Photo by Kerry Batdorf
In The Shade at the Pittsford Dock
July 16, 2007
Joined the Grand Canal Journey of the Lois at Pittsford ,NY, driving up from my home port of Kingston, NY. As I approach the docks, a flurry of activity is happening as a van of fresh supplies and fresh volunteers from the museum has also just arrived. I immediately join in to unload before any introductions- not sure if the crew just thinks I am a Pittsford good Samaritan.
I nod to 1st Mate Erick who was busy with the media frenzy of the Lois- four Rochester TV stations and several area papers each wanted either an interview or a sound bite- I don't disturb him from his labors since public relations and community partnerships are the key to a successful voyage like this.

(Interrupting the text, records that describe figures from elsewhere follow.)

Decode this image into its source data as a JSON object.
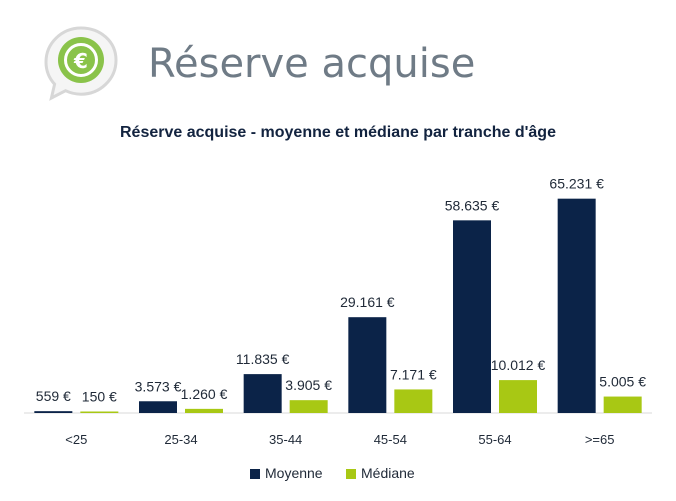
{
  "page": {
    "title": "Réserve acquise"
  },
  "logo": {
    "icon": "euro-speech-bubble-icon",
    "symbol": "€",
    "colors": {
      "outer": "#8ac34a",
      "inner": "#ffffff",
      "border": "#d7d7d7"
    }
  },
  "chart_data": {
    "type": "bar",
    "title": "Réserve acquise - moyenne et médiane par tranche d'âge",
    "categories": [
      "<25",
      "25-34",
      "35-44",
      "45-54",
      "55-64",
      ">=65"
    ],
    "series": [
      {
        "name": "Moyenne",
        "color": "#0b2348",
        "values": [
          559,
          3573,
          11835,
          29161,
          58635,
          65231
        ],
        "labels": [
          "559 €",
          "3.573 €",
          "11.835 €",
          "29.161 €",
          "58.635 €",
          "65.231 €"
        ]
      },
      {
        "name": "Médiane",
        "color": "#a8c814",
        "values": [
          150,
          1260,
          3905,
          7171,
          10012,
          5005
        ],
        "labels": [
          "150 €",
          "1.260 €",
          "3.905 €",
          "7.171 €",
          "10.012 €",
          "5.005 €"
        ]
      }
    ],
    "xlabel": "",
    "ylabel": "",
    "ylim": [
      0,
      70000
    ],
    "grid": false,
    "legend_position": "bottom-center"
  }
}
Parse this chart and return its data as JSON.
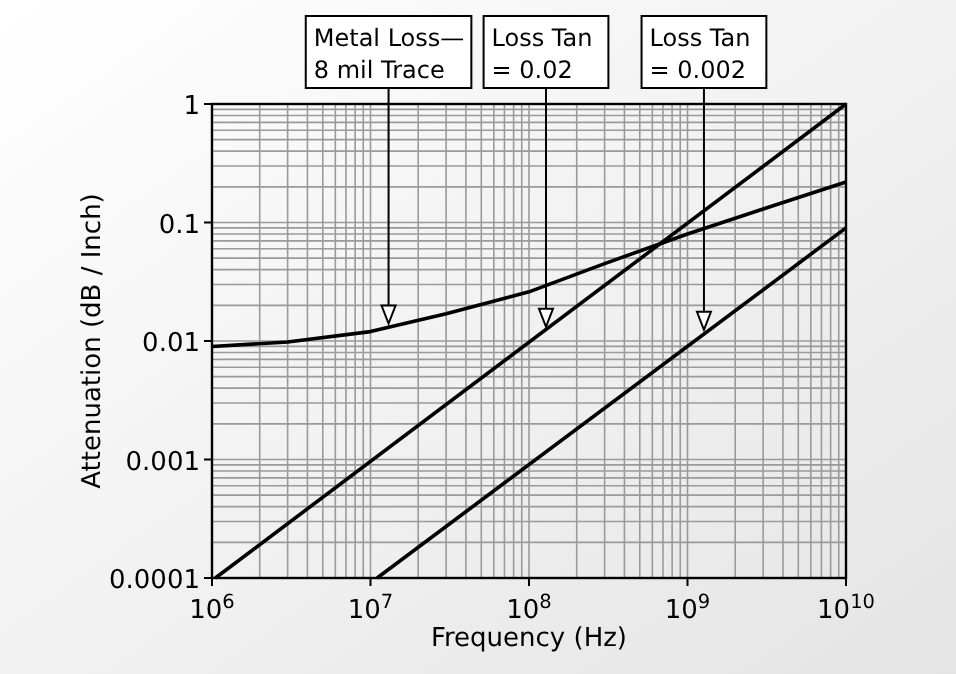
{
  "chart_data": {
    "type": "line",
    "xlabel": "Frequency (Hz)",
    "ylabel": "Attenuation (dB / Inch)",
    "log": "xy",
    "grid": true,
    "line_style": "solid",
    "marker": "none",
    "xlim": [
      1000000,
      10000000000
    ],
    "ylim": [
      0.0001,
      1
    ],
    "xticks": [
      {
        "value": 1000000,
        "label": "10$^{6}$"
      },
      {
        "value": 10000000,
        "label": "10$^{7}$"
      },
      {
        "value": 100000000,
        "label": "10$^{8}$"
      },
      {
        "value": 1000000000,
        "label": "10$^{9}$"
      },
      {
        "value": 10000000000,
        "label": "10$^{10}$"
      }
    ],
    "yticks": [
      0.0001,
      0.001,
      0.01,
      0.1,
      1
    ],
    "series": [
      {
        "color": "#000000",
        "x": [
          1000000,
          3000000,
          10000000,
          30000000,
          100000000,
          300000000,
          1000000000,
          3000000000,
          10000000000
        ],
        "values": [
          0.009,
          0.0098,
          0.012,
          0.017,
          0.026,
          0.045,
          0.08,
          0.13,
          0.22
        ]
      },
      {
        "color": "#000000",
        "x": [
          1050000,
          10000000000
        ],
        "values": [
          0.0001,
          1
        ]
      },
      {
        "color": "#000000",
        "x": [
          11000000,
          10000000000
        ],
        "values": [
          0.0001,
          0.09
        ]
      }
    ],
    "annotations": [
      {
        "text": "Metal Loss—\n8 mil Trace",
        "x": 13000000,
        "y": 0.013
      },
      {
        "text": "Loss Tan\n= 0.02",
        "x": 128000000,
        "y": 0.0122
      },
      {
        "text": "Loss Tan\n= 0.002",
        "x": 1270000000,
        "y": 0.0115
      }
    ]
  }
}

The Town and Village of Pittsford has certainly shown graciousness and cooperation in organizing this port visit, rolling out the red carpet for the Lois McClure and her crew. Every want and need seems to be answered in a flash by the Town pf Pittsford Recreation Supervisor Flo Dorsey and her assistant, Matt Fowler.
The waterfront has been revitalized into a beautifully landscaped Canal Park on both sides of the canal. Pittsford is an affluent suburb of Rochester.
The crew sets about bringing aboard the supplies and by now, some of the crew assume I must be a new male arrival- Adam and Bill have rejoined after two weeks off. LCMM Lab tech intern, Molly is joining as well, but she has come in the weekly support van from Vermont. Joining as well is Erick's daughter Emily for the next part of this adventure.
After the crowds along the shore thin down, Molly and I are given our safety orientation by Erick, and the Ship's purser Kathleen gives our orientation on the rations, the galley, and KP instructions.
The tent for the LCMM's Ship's Store had to be stocked so a caravan of crates begins to surface from below deck. It passed the vital ice supply which goes down into the galley hold.
After the set up, ESL Bank provided a sumptuous catered meal of prime rib, chicken, fish, greens and more, with sinful dark chocolate covered strawberries for dessert. This port is certainly spoiling us. A few of us settle down for the night on deck.
July 17, 2007
Morning begins on deck with the words of 1st Mate saying "that's OK, they have to get up anyway." Morning is abuzz with taking the schooner back to the 1860's - hiding any modern convenience or anachronisms, making things shipshape and finishing setup of the ship's store.
Ducks float in stillness on this quiet morning more like decoys than animate objects. From 9 to 12, a group of private tours go through, and then at noon we open to the public, before closing at 6 PM, over 1050 people will visit the ship. Erick will also do an evening lecture. The evening seems damp, so I encamp below in the cargo hold for the evening.
July 18th, 2007
Another 1150 visitors come aboard from 10 Am to 6 PM and after my initial day on the ship and intro yesterday, I have settled into the shipboard routine of life aboard the Lois McClure and do interpretation for the public all the bustling day. We meet many enthusiastic Erie Canal fans, and tell them about the large boulders in the cargo hold that everyone is curious about, and explain common cargo, modern ballast, low bridges and how high Lois sits in the water with our flat bottom.
The Lois started her journey to Pittsford from Vermont, a few weeks ago. It so happens that Pittsford, NY was named by War of 1812 Colonel Caleb Hopkins after his home town in Vermont. It just so happens that the Schooner Lois McClure's namesake and benefactress went to college here at Nazareth College. As so, Pittsford's simpatico relationship continued with our vessel as the town opened itself up for our visit. The next ten days of my billet aboard cannot help but be filled with new experiences.